No hay nada más opuesto a la espontaneidad biológica, al mero vivir la vida, que buscar un principio para derivar de él nuestros pensamientos y nuestros actos. La elección de un punto de vista es el acto inicial de la cultura. Por consiguiente, el imperativo de vitalismo que se eleva sobre el destino de los hombres nuevos no tiene nada que ver con el retorno a un estilo primitivo de existencia.
Se trata de un nuevo sesgo de la cultura. Se trata de consagrar la vida, que hasta ahora era solo un hecho nudo y como un azar del cosmos, haciendo de ella un principio y un derecho. Parecerá sorprendente apenas se repare en ello; mas es el caso que la vida ha elevado al rango de principio las más diversas entidades, pero no ha ensayado nunca hacer de sí misma un principio. Se ha vivido para la religión, para la ciencia, para la moral, para la economía; hasta se ha vivido para servir al fantasma del arte o del placer; lo único que no se ha intentado es vivir deliberadamente para la vida. Por fortuna, esto se ha hecho, más o menos, siempre, pero indeliberadamente, tan pronto como el hombre se daba cuenta de que lo estaba haciendo, se avergonzaba y sentía un extraño remordimiento.
Es demasiado sorprendente este fenómeno de la historia humana para que no merezca alguna meditación.
La razón por la cual elevamos a la dignidad de principio una entidad cualquiera, es que hemos descubierto en ella un valor superior. Porque nos parece que vale más que las otras cosas la preferimos y hacemos que estas le queden subordinadas. Junto a los elementos reales que componen lo que un objeto es, posee éste una serie de elementos irreales que constituyen lo que ese objeto vale. Lienzo, líneas, colores, formas son los ingredientes reales de un cuadro: belleza, armonía, gracia, sencillez son los valores de ese cuadro. Una cosa no es, pues, un valor, sino que tiene valores,es valiosa. Y esos valores que en las cosas residen son cualidades de tipo irreal. Se ven las líneas del cuadro, pero no su belleza: la belleza se «siente», se estima. El estimar es a los valores lo que el ver a los colores y el oír a los sonidos.

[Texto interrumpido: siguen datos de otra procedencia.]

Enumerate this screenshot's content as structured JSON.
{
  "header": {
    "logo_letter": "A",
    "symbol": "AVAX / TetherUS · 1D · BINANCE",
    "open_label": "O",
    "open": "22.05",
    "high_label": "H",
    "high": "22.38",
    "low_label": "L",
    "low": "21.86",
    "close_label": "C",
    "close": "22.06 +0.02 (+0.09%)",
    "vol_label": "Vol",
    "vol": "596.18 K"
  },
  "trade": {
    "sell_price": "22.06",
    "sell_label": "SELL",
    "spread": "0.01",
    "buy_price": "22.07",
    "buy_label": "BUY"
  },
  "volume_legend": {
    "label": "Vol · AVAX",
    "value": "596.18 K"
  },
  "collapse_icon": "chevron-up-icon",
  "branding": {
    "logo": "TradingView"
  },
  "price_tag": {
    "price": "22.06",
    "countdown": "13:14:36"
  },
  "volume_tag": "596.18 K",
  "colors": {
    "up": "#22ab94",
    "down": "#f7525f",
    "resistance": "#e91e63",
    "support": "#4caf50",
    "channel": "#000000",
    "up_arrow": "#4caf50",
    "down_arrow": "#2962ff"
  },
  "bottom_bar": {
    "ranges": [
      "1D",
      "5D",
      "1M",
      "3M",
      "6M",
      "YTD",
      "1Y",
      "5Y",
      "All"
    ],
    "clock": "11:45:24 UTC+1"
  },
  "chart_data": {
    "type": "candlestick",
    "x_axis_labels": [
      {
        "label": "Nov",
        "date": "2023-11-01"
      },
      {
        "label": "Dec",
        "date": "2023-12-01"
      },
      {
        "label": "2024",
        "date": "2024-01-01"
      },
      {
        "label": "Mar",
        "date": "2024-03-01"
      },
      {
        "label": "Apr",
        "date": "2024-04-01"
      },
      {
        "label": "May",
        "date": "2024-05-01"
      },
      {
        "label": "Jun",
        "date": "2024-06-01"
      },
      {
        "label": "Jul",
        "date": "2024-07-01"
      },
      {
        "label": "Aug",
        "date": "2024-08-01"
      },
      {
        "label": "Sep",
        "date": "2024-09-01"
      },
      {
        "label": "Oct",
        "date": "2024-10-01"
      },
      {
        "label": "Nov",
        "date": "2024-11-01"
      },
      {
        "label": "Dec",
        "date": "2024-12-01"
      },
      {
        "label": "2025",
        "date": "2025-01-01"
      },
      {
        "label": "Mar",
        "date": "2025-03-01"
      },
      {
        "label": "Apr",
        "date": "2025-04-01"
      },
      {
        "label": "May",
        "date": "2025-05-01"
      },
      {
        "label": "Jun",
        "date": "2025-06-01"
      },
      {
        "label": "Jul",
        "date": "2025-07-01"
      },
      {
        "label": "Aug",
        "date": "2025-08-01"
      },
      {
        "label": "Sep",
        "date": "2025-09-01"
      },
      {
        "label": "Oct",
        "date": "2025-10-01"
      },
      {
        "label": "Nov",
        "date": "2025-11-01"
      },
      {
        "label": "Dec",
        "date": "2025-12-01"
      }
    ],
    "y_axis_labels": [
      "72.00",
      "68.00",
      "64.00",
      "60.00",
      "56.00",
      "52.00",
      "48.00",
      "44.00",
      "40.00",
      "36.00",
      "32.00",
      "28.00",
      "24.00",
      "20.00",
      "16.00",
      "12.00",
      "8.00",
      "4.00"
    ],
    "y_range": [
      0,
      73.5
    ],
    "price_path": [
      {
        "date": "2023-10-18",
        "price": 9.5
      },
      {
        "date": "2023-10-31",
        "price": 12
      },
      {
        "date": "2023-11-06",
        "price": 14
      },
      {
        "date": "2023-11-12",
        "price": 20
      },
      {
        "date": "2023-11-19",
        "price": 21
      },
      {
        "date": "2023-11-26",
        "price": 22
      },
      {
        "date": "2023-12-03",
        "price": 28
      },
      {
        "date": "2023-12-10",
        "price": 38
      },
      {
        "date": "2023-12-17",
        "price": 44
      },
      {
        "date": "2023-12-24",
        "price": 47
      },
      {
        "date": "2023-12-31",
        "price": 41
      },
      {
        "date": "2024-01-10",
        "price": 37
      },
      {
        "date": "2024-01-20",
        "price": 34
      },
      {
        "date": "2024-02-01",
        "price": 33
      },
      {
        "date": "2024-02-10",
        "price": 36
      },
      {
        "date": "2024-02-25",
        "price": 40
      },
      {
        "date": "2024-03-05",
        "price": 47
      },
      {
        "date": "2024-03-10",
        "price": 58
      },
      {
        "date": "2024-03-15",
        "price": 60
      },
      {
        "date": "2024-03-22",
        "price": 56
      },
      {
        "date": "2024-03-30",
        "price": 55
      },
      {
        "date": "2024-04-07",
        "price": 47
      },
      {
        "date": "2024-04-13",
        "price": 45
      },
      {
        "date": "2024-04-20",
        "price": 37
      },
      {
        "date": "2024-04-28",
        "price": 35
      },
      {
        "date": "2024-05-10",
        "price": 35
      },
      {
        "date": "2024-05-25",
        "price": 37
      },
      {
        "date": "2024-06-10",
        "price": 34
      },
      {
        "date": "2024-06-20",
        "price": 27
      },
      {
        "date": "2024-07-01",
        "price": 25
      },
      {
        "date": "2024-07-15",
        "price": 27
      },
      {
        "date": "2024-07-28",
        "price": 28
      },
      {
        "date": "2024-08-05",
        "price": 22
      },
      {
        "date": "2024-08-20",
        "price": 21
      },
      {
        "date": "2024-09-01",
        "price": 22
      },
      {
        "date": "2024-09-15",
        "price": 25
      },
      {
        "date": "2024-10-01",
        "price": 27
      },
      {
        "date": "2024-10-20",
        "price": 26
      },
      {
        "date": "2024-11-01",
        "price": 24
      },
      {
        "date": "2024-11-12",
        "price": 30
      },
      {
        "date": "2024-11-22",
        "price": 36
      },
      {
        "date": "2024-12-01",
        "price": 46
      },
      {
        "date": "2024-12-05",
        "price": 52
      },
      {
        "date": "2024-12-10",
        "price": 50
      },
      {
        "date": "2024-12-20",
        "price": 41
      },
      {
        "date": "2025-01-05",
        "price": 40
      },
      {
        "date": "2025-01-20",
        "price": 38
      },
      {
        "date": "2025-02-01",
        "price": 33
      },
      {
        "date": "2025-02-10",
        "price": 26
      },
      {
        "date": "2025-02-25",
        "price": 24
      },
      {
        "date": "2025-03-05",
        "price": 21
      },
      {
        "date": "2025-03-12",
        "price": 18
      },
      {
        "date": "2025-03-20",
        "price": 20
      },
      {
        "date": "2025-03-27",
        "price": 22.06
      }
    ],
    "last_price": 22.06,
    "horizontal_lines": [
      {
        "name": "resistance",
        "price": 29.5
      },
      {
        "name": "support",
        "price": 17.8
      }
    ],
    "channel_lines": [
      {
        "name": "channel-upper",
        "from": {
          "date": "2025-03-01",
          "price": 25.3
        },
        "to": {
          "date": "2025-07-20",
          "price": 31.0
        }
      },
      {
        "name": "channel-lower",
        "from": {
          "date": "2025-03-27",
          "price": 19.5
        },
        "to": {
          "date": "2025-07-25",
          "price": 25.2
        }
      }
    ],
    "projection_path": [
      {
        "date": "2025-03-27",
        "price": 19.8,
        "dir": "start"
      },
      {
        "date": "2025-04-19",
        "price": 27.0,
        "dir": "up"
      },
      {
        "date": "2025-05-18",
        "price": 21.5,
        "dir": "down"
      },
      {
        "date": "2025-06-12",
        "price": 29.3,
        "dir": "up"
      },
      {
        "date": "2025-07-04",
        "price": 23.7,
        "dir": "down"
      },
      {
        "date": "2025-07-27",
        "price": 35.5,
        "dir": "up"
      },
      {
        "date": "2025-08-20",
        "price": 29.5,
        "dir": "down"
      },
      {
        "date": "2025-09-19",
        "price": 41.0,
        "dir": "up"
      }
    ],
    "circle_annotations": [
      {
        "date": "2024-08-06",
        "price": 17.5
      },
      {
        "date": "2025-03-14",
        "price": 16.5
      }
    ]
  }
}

Cada objeto goza, por tanto, de una especie de doble existencia. Por una parte es una estructura de cualidades reales que podemos percibir; por otra es una estructura de valores que sólo se presentan a nuestra capacidad de estimar. Y lo mismo que hay una experiencia progresiva de las propiedades de las cosas –hoy descubrimos en ellas facetas, detalles que ayer no habíamos visto-, hay también una experiencia de valores, un descubrimiento sucesivo de ellos, una mayor fineza en su estimación.
Estas dos experiencias –la sensible y la estimativa- avanzan independientemente una de otra. A veces nos es perfectamente conocida una cosa en sus elementos reales, y, sin embargo, somos ciegos para sus valores. Pendiendo de las paredes, en estrados, iglesias y galerías, han permanecido durante más de dos siglos los cuadros del Greco. Sin embargo, hasta la segunda mitad de la centuria pasada no fueron descubiertos sus valores específicos. En lo que antes parecían defectos se revelaron de pronto altísimas calidades estéticas. La facultad estimativa –que nos hace «ver» los valores- es, pues, completamente distinta de la perspicacia sensible o intelectual.
Y hay genios del estimar, como los hay del pensamiento. Cuando Jesús, soportando dócilmente una bofetada, descubre la humildad, enriquece con un nuevo valor la experie cia de nuestras estimaciones. Del mismo modo, hasta Manet, nadie había reparado en el encanto que posee la trivial circunstancia de que las cosas vivan
envueltas en la vaga luminosidad del aire. Con la belleza del plen air quedó definitivamente aumentado el repertorio de los valores estéticos.